Et pourtant, ce répertoire du Lied, avec cette Zweisamkeit ("solitude à deux") qui le caractérise, n'a pas manqué de susciter la créativité des transcripteurs de tout poil : on connaissait depuis longtemps les transcriptions par Liszt de certains Lieder de Schubert, voilà qu'au contraire ce sont, depuis quelques années, les diverses orchestrations de ses Lieder qui reviennent à la mode. C'est notamment Claudio Abbado, avec des chanteurs comme Anne Sofie von Otter ou Thomas Quasthoff, qui a lancé cette mode, avec des concerts et un disque où les collaborateurs intempestifs du pauvre Schubert se nommaient Reger, Berlioz, Britten ou Webern : avec toute mon admiration pour Claudio Abbado, je dois avouer ne jamais avoir été très convaincu par cette tentative : les orchestrations réalisées, souvent banales, n'ont rien du génie de celles d'un Mahler ou d'un Berg faisant des versions orchestrales de leurs propres Lieder.
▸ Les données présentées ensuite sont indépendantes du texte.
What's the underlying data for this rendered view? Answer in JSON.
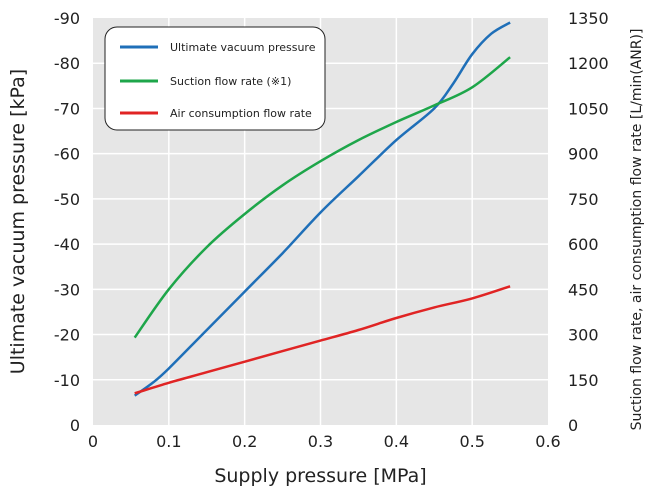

Plus innovante sans doute est la tentative de "recomposition" du Voyage d'Hiver pour ténor et (volumineux) ensemble réalisée par Hans Zender, avec un grand succès dont témoignent de nombreux concerts* et plusieurs enregistrements (chez Kairos [Prégardien/Cambreling] et RCA [Blochwitz/Zender]) : comme obsédée par le rythme lancinant d'une marche comme perdue dans le brouillard, marche immobile que d'incertaines trouées éclairent par ci d'un trait de guitare Biedermeier, par là d'une trompette à l'indiscrète pétulance, cette réinterprétation composite ne me convainc pourtant, jusqu'à présent, qu'à moitié, tant l'instrumentation bigarrée choisie par Zender fait perdre pour un profit incertain le dépouillement de la partition originale.
Toute autre est la démarche d'Aribert Reimann, compositeur confirmé, particulièrement à l'aise avec la voix, et non moins expérimenté accompagnateur, qui connaît le répertoire du Lied comme personne. Lui a pris plusieurs Lieder épars de Mendelssohn, Schumann, Brahms et Schubert pour composer des cycles où la voix de soprano est rejointe par la richesse de timbres du quatuor à cordes. Le plus remarquable de ses travaux est peut-être le cycle consacré à Mendelssohn, compositeur constamment méprisé en France, Oder soll es Tod bedeuten? (Serait-ce la mort, dernier vers du Lied Neue Liebe) : loin de rompre l'intimité du dialogue entre la chanteuse et son accompagnateur, le recours au quatuor, qui accompagne le poème mais relie également les Lieder entre eux par des transitions d'une intelligence chambriste remarquable. Ces cycles sont eux aussi bien défendus au disque, par Juliane Banse d'une part (Tudor, avec le quatuor Cherubini), Christine Schäfer (Capriccio, avec le quatuor Petersen), tous deux également recommandables... Particulièrement conseillé aux mélomanes qui penseraient que la musique vocale est condamnée à tomber dans la vulgarité des récitals de starlettes façon Netrebko ou Villazon...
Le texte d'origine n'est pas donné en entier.